Oviously his "thing" right now is everything 80's.

He does not believe he is bullied, when I ask him he says no. The teachers saw some kids throwing paper at him one day and he confronted them with "Hey, were you trying to throw those at me because its wasn't cool" , they said " we were just kidding around", then he said "ok, thats cool". So I am not sure he knows when he is really getting teased or not?

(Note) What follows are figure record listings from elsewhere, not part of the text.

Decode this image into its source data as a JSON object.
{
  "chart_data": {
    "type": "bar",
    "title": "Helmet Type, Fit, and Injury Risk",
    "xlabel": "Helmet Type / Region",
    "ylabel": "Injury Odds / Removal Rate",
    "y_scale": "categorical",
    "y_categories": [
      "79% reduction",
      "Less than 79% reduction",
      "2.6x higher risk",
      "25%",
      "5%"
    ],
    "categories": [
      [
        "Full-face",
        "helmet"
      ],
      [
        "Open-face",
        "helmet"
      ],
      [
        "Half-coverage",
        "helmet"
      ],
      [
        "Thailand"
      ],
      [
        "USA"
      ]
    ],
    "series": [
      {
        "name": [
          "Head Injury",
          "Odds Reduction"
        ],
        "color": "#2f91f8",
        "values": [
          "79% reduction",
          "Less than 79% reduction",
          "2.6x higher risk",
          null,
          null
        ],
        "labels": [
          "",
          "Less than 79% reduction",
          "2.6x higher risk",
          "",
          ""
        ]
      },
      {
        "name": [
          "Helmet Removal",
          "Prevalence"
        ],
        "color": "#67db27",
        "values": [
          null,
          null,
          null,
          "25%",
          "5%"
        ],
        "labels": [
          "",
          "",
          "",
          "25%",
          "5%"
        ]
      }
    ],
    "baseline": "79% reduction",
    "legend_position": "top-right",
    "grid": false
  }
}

He has mention that he cannot keep up with the teachers at school, but he does not want to be in the smaller classes, because he is not a "retard" is what he says. He failed a couple of classes earlier this year but the school let him make it up. He has only been attacked once and he fought back, now him and that kid are friends :/. My son also suffers from Anxiety (hereditary), but we have not been successful at treating it yet, right now he is on Welbutrin. Noises have always been an issue with him, but I have never asked him about how it is at school.

Thanks for letting me know what worked for you, I may be putting some of it to use.Kendra

From: <tamaoki_s@...>Subject: ( ) Re: I am new and am looking for ideas for my 15 year old son Date: Thursday, March 31, 2011, 5:13 PM

My son was awful at 15, but is really great at 19. At 15 he was cruel to his little sister to the point where I worried about leaving them alone together in the house for fear he might lose his temper and hurt her or maybe hurt himself. He punched the walls and yelled. He grunted instead of talked. He refused to do work in some of his classes and so was failing some classes. He refused to do chores at home. He refused to get haircuts and wore his winter coat whenever he left the house, even during the summer. He was physically attacked by another student during a class at the beginning of the school year. Eventually he just he refused to go to school anymore and barely left his room. I tried everything I could think of to help.Turns out that his anxiety levels were off the chart. He was being bullied at school and was afraid for his life. He couldn't follow the social interactions with his peers. He couldn't follow homework instructions if

they weren't in writing. He could not handle the noise and strong smells in the lunch room or the school restrooms. We moved him to a new school with small classes where he got the right services and got our funny, caring son back.The first step for turning this around was getting an advocate to help us get an IEP with the right services. She helped us get the school to do a more thorough diagnosis. And she got the district to have him observed at school for a couple of days. The report was a real eye opener for everyone. Our public school said that they had no services for him. I found a Christian homeschooling group, but they did not want to work with him. Then I found a private school that worked with AS kids that said they would work with him. Then I got a lawyer to help place him at the private school. We tried medication, but had to drop it after a while. As soon as he was in a different school, the change in him was almost immediate. He

felt safe. He was calmer. He had real friends. He was smiling. By his senior year he was a straight A student. So my advice to you is to look for the things in his environment that are triggering his negative behavior, especially at school.